Oedipus preoccupies Sigmund Freud to the point where he uses the Oedipal myth almost exclusively to understand the human psyche. If psychoanalysis has a founding myth it is the story of Oedipus the King. Tiresias, the one who ought to be the patron saint of psychoanalysis…(Lacan 2014, p. Psychoanalytic theorists need to invest in non-Oedipal characters and myths, particularly those involving trans characters, to cultivate trans-positive and ultimately feminist analytic discussion and debate.

oedipus engages with the blind prophet tiresias

My application of Ettinger’s theorizing to Tiresias and ultimately, to trans sex specific theorizing, offers a way to think about gender variance and the Feminine in relation to an Other (non-phallic) axis of difference. Moreover, some Lacanians view the Woman to be in closer proximity to psychosis than the man. There is a tendency in Lacanian psychoanalysis to theorize trans subjectivity in terms of psychosis.
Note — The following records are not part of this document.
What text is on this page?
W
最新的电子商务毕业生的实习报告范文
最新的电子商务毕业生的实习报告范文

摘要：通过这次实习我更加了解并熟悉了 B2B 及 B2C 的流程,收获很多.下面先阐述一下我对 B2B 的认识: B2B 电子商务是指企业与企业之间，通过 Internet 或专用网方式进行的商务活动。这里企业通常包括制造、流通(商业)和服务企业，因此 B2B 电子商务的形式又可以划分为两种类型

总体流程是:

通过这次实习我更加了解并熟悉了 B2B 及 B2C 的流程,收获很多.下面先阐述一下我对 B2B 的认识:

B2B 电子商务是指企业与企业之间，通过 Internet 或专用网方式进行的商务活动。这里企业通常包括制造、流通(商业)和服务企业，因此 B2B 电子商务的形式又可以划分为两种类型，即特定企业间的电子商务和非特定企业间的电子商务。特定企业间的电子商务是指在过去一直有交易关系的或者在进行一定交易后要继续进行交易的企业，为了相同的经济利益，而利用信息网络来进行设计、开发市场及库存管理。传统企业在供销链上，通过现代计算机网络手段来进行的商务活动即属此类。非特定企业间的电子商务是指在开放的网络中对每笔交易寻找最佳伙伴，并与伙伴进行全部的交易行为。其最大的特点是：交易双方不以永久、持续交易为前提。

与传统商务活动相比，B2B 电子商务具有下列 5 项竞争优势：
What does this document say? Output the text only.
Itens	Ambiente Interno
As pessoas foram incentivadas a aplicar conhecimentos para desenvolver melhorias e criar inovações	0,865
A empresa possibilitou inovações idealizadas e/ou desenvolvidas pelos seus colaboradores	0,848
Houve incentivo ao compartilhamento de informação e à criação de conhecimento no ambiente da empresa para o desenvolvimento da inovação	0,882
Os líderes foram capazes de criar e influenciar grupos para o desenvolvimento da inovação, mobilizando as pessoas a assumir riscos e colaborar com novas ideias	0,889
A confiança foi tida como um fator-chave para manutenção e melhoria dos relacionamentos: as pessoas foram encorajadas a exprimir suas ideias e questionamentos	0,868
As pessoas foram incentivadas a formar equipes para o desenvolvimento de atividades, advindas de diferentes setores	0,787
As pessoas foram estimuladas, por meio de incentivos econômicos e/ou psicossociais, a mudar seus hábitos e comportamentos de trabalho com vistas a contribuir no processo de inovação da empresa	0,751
oedipus engages with the blind prophet tiresias

Ettinger’s theory of the matrixial is a critical supplement to Jacques Lacan’s work on Feminine sexuality where he, admittedly, has difficulty conceptualizing the Feminine dimension. Ettinger’s (2006a) work on the matrixial borderspace, I show how there is an Other axis of sexual difference that conjures-up a transgender sex specific difference of relevance to trans studies and psychoanalysis. Using Israeli feminist psychoanalytic theorist, Bracha L. This article asks what psychoanalysis would look like had it been conceptualized from a Tiresian, as opposed to an Oedipal, perspective.